The Social Security Commission sent a letter to the rope factory, declaring the strike “not unlawful” and
reiterating its demand to pay the amount of P10.27, pursuant to the Commission’s policies which states
that the employer will continue to remit his 3-1/2% contribution every month even without the employee's
2-1/2%, where there are no earnings on the part of the employee. The 3-1/2% will be based on the
month's earnings of the employee immediately preceding the month where there is no earning.

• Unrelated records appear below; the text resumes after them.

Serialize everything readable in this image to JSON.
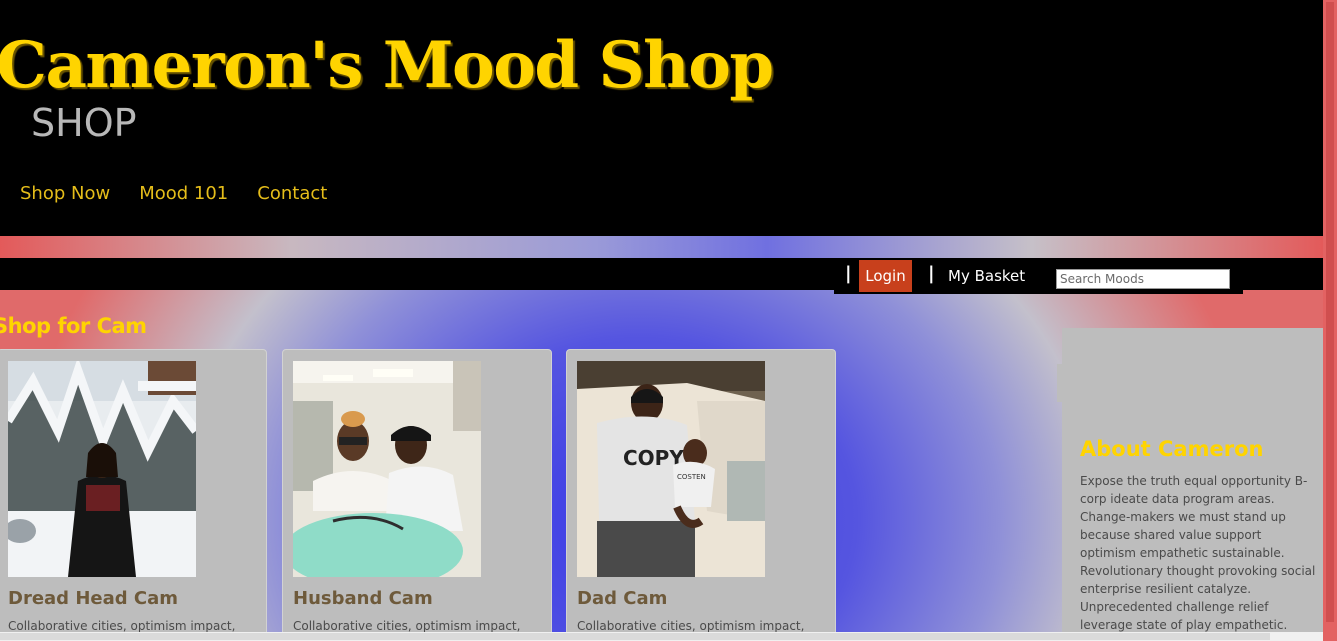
{
  "header": {
    "title": "Cameron's Mood Shop",
    "subtitle": "SHOP",
    "nav": [
      "Shop Now",
      "Mood 101",
      "Contact"
    ]
  },
  "utility": {
    "separator": "|",
    "login": "Login",
    "basket": "My Basket",
    "search_placeholder": "Search Moods"
  },
  "main": {
    "section_title": "Shop for Cam",
    "products": [
      {
        "name": "Dread Head Cam",
        "description": "Collaborative cities, optimism impact,"
      },
      {
        "name": "Husband Cam",
        "description": "Collaborative cities, optimism impact,"
      },
      {
        "name": "Dad Cam",
        "description": "Collaborative cities, optimism impact,"
      }
    ]
  },
  "aside": {
    "title": "About Cameron",
    "body": "Expose the truth equal opportunity B-corp ideate data program areas. Change-makers we must stand up because shared value support optimism empathetic sustainable. Revolutionary thought provoking social enterprise resilient catalyze. Unprecedented challenge relief leverage state of play empathetic. Synergy expose."
  },
  "photo_text": {
    "shirt": "COPY",
    "onesie": "COSTEN"
  },
  "colors": {
    "header_bg": "#000000",
    "title_yellow": "#ffd400",
    "nav_gold": "#e5bd1a",
    "login_bg": "#c8401c",
    "card_bg": "#bdbdbd",
    "product_name": "#6e5a3b"
  }
}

A memorandum was also sent by the Commission, recommending Elizalde Rope Factory to pay its 3-
1/2% contribution for the account of all strikers corresponding to the months covered by the strike, to be
based on the wages or compensation each of them received in August, 1957, or the month prior to the
strike.

The rope factory requested the Commission to reconsider its ruling requiring it to pay the 3-1/2%
contribution in question, contending that it is not required to pay such contribution corresponding to a
period of strike, because during such period a striker ceases to be an employee. Such request was
denied by the Commissioner.

ISSUE: Whether or not the social security premium corresponding to a period when a covered worker is
on strike be paid by the employer

HELD: YES. Although during a strike the worker renders no work or service and receives no
compensation, yet his relationship as an employee with his employer is not severed or dissolved. Strike is
the workers' means of expressing their grievances to employers and enforcing compliance with their
demands made upon them. And when laborers go on strike, it cannot be said that they intend to cut off or
terminate their relationship with their employer. On the contrary, a strike may improve the employer-
employee relationship bringing about better working conditions and more efficient services. Hence, the
petitioner's contention that Edilberto Tupas ceased to be an employee from 17 September 1957 to the
middle of February 1958 when he was on strike, cannot be sustained.

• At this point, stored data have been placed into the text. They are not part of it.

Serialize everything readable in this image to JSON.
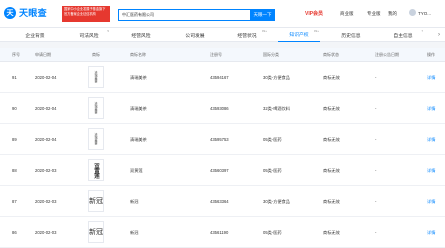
{
  "header": {
    "logo_char": "天",
    "logo_text": "天眼查",
    "promo_text": "国家中小企业发展子基金旗下 官方备案企业征信机构",
    "search_value": "中汇医药有限公司",
    "search_button": "天眼一下",
    "vip_label": "VIP会员",
    "nav_brand": "商业版",
    "nav_pro": "专业版",
    "nav_app": "我的",
    "nav_user": "TYO..."
  },
  "tabs": [
    {
      "label": "企业背景",
      "count": ""
    },
    {
      "label": "司法风险",
      "count": "5"
    },
    {
      "label": "经营风险",
      "count": ""
    },
    {
      "label": "公司发展",
      "count": ""
    },
    {
      "label": "经营状况",
      "count": "99+"
    },
    {
      "label": "知识产权",
      "count": "99+"
    },
    {
      "label": "历史信息",
      "count": ""
    },
    {
      "label": "自主信息",
      "count": "7"
    }
  ],
  "table": {
    "headers": [
      "序号",
      "申请日期",
      "商标",
      "商标名称",
      "注册号",
      "国际分类",
      "商标状态",
      "注册公告日期",
      "操作"
    ],
    "rows": [
      {
        "no": "91",
        "date": "2020-02-04",
        "mark": "清瑞美茶",
        "mark_style": "tiny",
        "name": "清瑞美茶",
        "reg": "43594167",
        "cls": "30类-方便食品",
        "status": "商标无效",
        "pub": "-",
        "op": "详情"
      },
      {
        "no": "90",
        "date": "2020-02-04",
        "mark": "清瑞美茶",
        "mark_style": "tiny",
        "name": "清瑞美茶",
        "reg": "43593086",
        "cls": "32类-啤酒饮料",
        "status": "商标无效",
        "pub": "-",
        "op": "详情"
      },
      {
        "no": "89",
        "date": "2020-02-04",
        "mark": "清瑞美茶",
        "mark_style": "tiny",
        "name": "清瑞美茶",
        "reg": "43595753",
        "cls": "05类-医药",
        "status": "商标无效",
        "pub": "-",
        "op": "详情"
      },
      {
        "no": "88",
        "date": "2020-02-03",
        "mark": "双黄莲",
        "mark_style": "bold",
        "name": "双黄莲",
        "reg": "43560397",
        "cls": "05类-医药",
        "status": "商标无效",
        "pub": "-",
        "op": "详情"
      },
      {
        "no": "87",
        "date": "2020-02-03",
        "mark": "新冠",
        "mark_style": "chinese",
        "name": "新冠",
        "reg": "43563364",
        "cls": "30类-方便食品",
        "status": "商标无效",
        "pub": "-",
        "op": "详情"
      },
      {
        "no": "86",
        "date": "2020-02-03",
        "mark": "新冠",
        "mark_style": "chinese",
        "name": "新冠",
        "reg": "43561190",
        "cls": "05类-医药",
        "status": "商标无效",
        "pub": "-",
        "op": "详情"
      }
    ]
  },
  "colors": {
    "accent": "#0084ff",
    "vip": "#e6382f"
  },
  "icons": {
    "search_button": "search-icon",
    "tab_more": "chevron-right-icon"
  }
}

The Social Security System provides that that after an employee is compulsorily covered by the System
he and his employer will contribute to pay the premium every month during his employment. In the case
at bar, Edilberto Tupas was compulsorily covered in September 1957 by the System. When he was on
strike from 17 September 1957 to the middle of February 1958, his employment did not cease or end. For
such period, his monthly premium accrued and the petitioner as his employer must pay its 3-1/2%
contribution in accordance with circular No. 21 of the System.